Honda for December reported monthly sales of 136,467, only 99 vehicles down from December 2019. It ended 2020 with sales of 1.34 million cars and light trucks, down 16% from 2019.

Another reason for the semiconductor pinch: Sales of computers have grown during the pandemic, creating demand in other market sectors.

It’s a classic supply-and-demand dilemma, said David Kudla, a Dayton native, University of Dayton graduate and chief executive of Grand Blanc, Mich.-based Mainstay Capital Management.

“Last year, when automotive plants were shut down as a result of the pandemic, many semiconductor makers diverted production to computers and consumer electronics, as the stay-at–home economy created surging demand,” Kudla said.

“In the past months, automotive sales have recovered faster than expected, creating renewed demand,” he added.

It is now a matter of refilling the pipeline, which is a matter of time, Kudla added.

Production in Marysville has been slowed before.
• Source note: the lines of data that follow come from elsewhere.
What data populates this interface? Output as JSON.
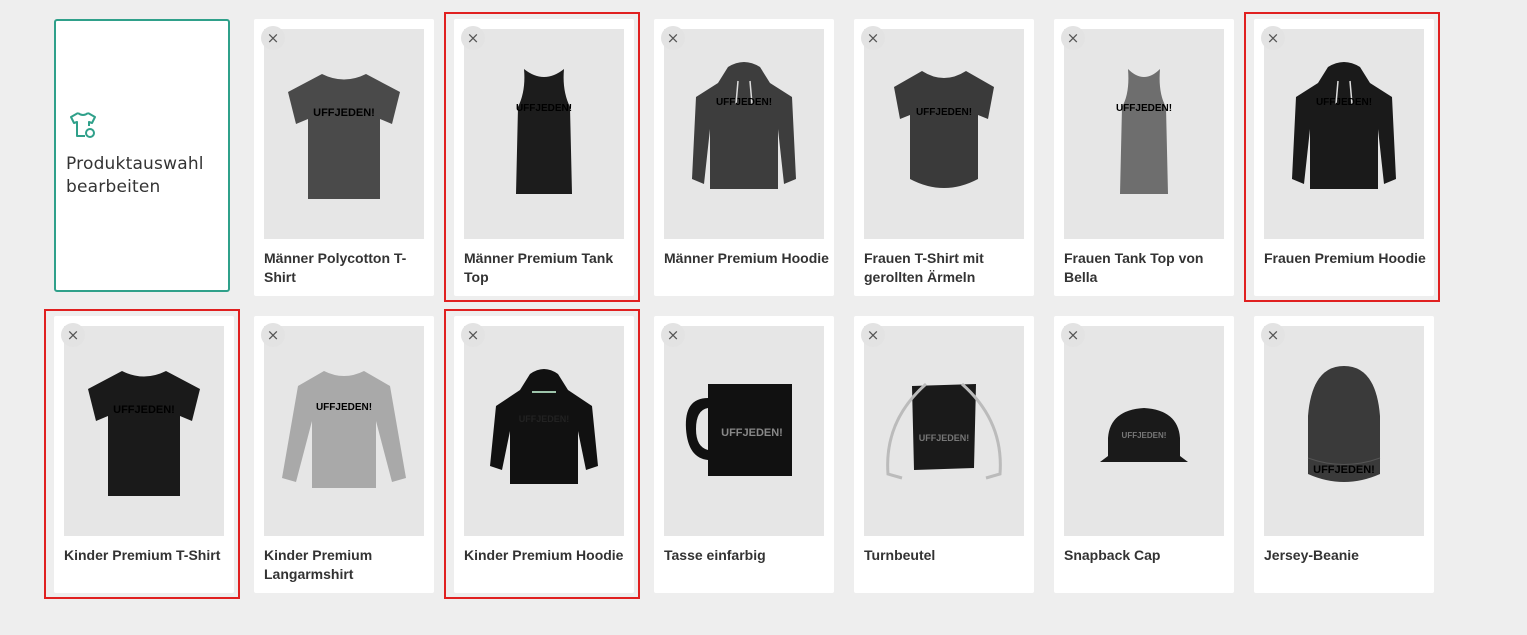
{
  "edit_card": {
    "label": "Produktauswahl bearbeiten",
    "icon": "shirt-settings-icon"
  },
  "colors": {
    "accent": "#2fa08a",
    "highlight": "#e02020",
    "background": "#eeeeee"
  },
  "print_text": "UFFJEDEN!",
  "close_symbol": "×",
  "products": [
    {
      "name": "Männer Polycotton T-Shirt",
      "type": "tshirt",
      "color": "#4a4a4a",
      "highlighted": false
    },
    {
      "name": "Männer Premium Tank Top",
      "type": "tank",
      "color": "#1c1c1c",
      "highlighted": true
    },
    {
      "name": "Männer Premium Hoodie",
      "type": "hoodie",
      "color": "#3d3d3d",
      "highlighted": false
    },
    {
      "name": "Frauen T-Shirt mit gerollten Ärmeln",
      "type": "womentee",
      "color": "#3a3a3a",
      "highlighted": false
    },
    {
      "name": "Frauen Tank Top von Bella",
      "type": "racer",
      "color": "#6e6e6e",
      "highlighted": false
    },
    {
      "name": "Frauen Premium Hoodie",
      "type": "hoodie",
      "color": "#1a1a1a",
      "highlighted": true
    },
    {
      "name": "Kinder Premium T-Shirt",
      "type": "tshirt",
      "color": "#1a1a1a",
      "highlighted": true
    },
    {
      "name": "Kinder Premium Langarmshirt",
      "type": "longsleeve",
      "color": "#a9a9a9",
      "highlighted": false
    },
    {
      "name": "Kinder Premium Hoodie",
      "type": "kidhoodie",
      "color": "#111111",
      "highlighted": true
    },
    {
      "name": "Tasse einfarbig",
      "type": "mug",
      "color": "#111111",
      "highlighted": false
    },
    {
      "name": "Turnbeutel",
      "type": "bag",
      "color": "#1a1a1a",
      "highlighted": false
    },
    {
      "name": "Snapback Cap",
      "type": "cap",
      "color": "#1a1a1a",
      "highlighted": false
    },
    {
      "name": "Jersey-Beanie",
      "type": "beanie",
      "color": "#3a3a3a",
      "highlighted": false
    }
  ]
}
In April 2019, Honda acknowledged plans to shut down a second-shift production line at its Marysville plant starting that summer for a few years — a move that Honda said would not result in worker layoffs.

At the time, a Honda spokeswoman cited the shift of market demand from sedans to SUVs and light trucks.

2020 was a challenging year for Honda and other automakers.

Nearly all North American auto plants ceased production in March, as the pandemic tightened its grip. In April, for the first time in Honda’s history in Ohio, the company was forced to lay off workers.

In mid-May Honda began to gradually resume auto, engine and transmission production in its U.S. and Canadian plants, ending a suspension of production that had started March 23.

And over the summer, the automaker also acknowledged that worker absenteeism and other challenges forced front-office and administrative workers to temporarily handle assembly line and production work.